Reproducibility Guidelines
Reproducible work means that you — or someone else — can run your analysis again later and get the same result. On a shared, evolving cluster this takes a little discipline, but the building blocks are all available on Anunna.
Pin your software versions
- Load specific module versions rather than defaults, and record the bucket and module versions you used. A job that loads
Python/3.11.3from the2024bucket will behave the same next year; one that loads whatever happens to be current may not. - For your own environments, pin versions too — record them in a
requirements.txt,environment.yml, or equivalent. See Installing Personal Software and Python.
Use containers for full reproducibility
A container captures an entire software stack — operating-system libraries, tools, and dependencies — in a single image that runs the same anywhere.
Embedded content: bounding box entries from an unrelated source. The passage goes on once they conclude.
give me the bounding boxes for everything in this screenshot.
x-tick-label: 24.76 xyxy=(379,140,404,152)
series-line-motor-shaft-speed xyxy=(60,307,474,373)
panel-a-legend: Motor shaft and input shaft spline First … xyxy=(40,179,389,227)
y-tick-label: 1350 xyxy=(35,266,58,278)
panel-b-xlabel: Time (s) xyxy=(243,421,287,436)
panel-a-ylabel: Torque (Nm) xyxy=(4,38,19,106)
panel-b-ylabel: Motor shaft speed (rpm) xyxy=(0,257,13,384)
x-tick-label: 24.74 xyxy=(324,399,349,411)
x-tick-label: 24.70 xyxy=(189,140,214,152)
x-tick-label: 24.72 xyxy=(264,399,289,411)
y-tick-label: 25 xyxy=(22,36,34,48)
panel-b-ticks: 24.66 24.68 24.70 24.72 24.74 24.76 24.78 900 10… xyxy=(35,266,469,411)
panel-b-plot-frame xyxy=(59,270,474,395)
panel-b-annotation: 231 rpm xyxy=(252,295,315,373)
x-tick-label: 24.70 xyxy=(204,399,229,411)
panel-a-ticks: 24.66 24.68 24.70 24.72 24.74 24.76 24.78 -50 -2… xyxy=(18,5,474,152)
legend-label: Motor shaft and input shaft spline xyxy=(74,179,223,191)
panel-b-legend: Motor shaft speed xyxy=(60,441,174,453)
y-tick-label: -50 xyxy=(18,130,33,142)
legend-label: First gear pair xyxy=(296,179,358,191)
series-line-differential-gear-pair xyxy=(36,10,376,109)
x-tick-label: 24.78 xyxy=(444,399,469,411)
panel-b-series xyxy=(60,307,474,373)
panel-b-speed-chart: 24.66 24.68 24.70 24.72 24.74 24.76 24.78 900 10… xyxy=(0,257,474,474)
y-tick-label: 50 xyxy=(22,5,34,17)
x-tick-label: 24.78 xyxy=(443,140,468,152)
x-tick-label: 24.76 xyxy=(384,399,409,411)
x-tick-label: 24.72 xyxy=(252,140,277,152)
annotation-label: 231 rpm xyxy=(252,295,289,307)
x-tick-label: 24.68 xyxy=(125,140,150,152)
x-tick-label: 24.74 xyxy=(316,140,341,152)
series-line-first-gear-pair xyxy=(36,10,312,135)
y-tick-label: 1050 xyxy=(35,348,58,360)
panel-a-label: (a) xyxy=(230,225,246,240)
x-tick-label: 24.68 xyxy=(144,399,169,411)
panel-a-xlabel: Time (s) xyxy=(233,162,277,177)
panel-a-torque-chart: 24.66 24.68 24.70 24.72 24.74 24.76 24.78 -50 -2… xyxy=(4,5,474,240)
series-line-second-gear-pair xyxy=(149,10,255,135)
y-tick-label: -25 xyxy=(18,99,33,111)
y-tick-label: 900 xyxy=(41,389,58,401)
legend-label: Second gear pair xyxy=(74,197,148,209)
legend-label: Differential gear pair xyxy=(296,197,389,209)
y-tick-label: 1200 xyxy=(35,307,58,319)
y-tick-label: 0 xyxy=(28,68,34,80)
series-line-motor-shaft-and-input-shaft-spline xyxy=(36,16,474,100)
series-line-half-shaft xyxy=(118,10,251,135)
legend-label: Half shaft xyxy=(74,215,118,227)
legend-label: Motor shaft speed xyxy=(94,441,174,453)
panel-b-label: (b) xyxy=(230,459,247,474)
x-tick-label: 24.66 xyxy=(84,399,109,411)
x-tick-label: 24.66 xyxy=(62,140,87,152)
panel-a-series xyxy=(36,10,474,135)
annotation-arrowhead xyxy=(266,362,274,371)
On Anunna, use Apptainer (formerly Singularity). A container is the strongest guarantee that your environment will not drift over time.
Keep your code in version control
Track your scripts and pipelines with Git so you have a history of what changed and can return to any version.
WUR runs a GitLab instance at git.wur.nl where you can host your repositories. Set up SSH keys for it the same way as for any SSH service — see SSH Access for generating a key pair — and add the public key to your GitLab account.
Automate the steps
A workflow engine records the exact steps, their order, and their dependencies, so the whole pipeline can be rerun from scratch. This is far more reproducible than running commands by hand.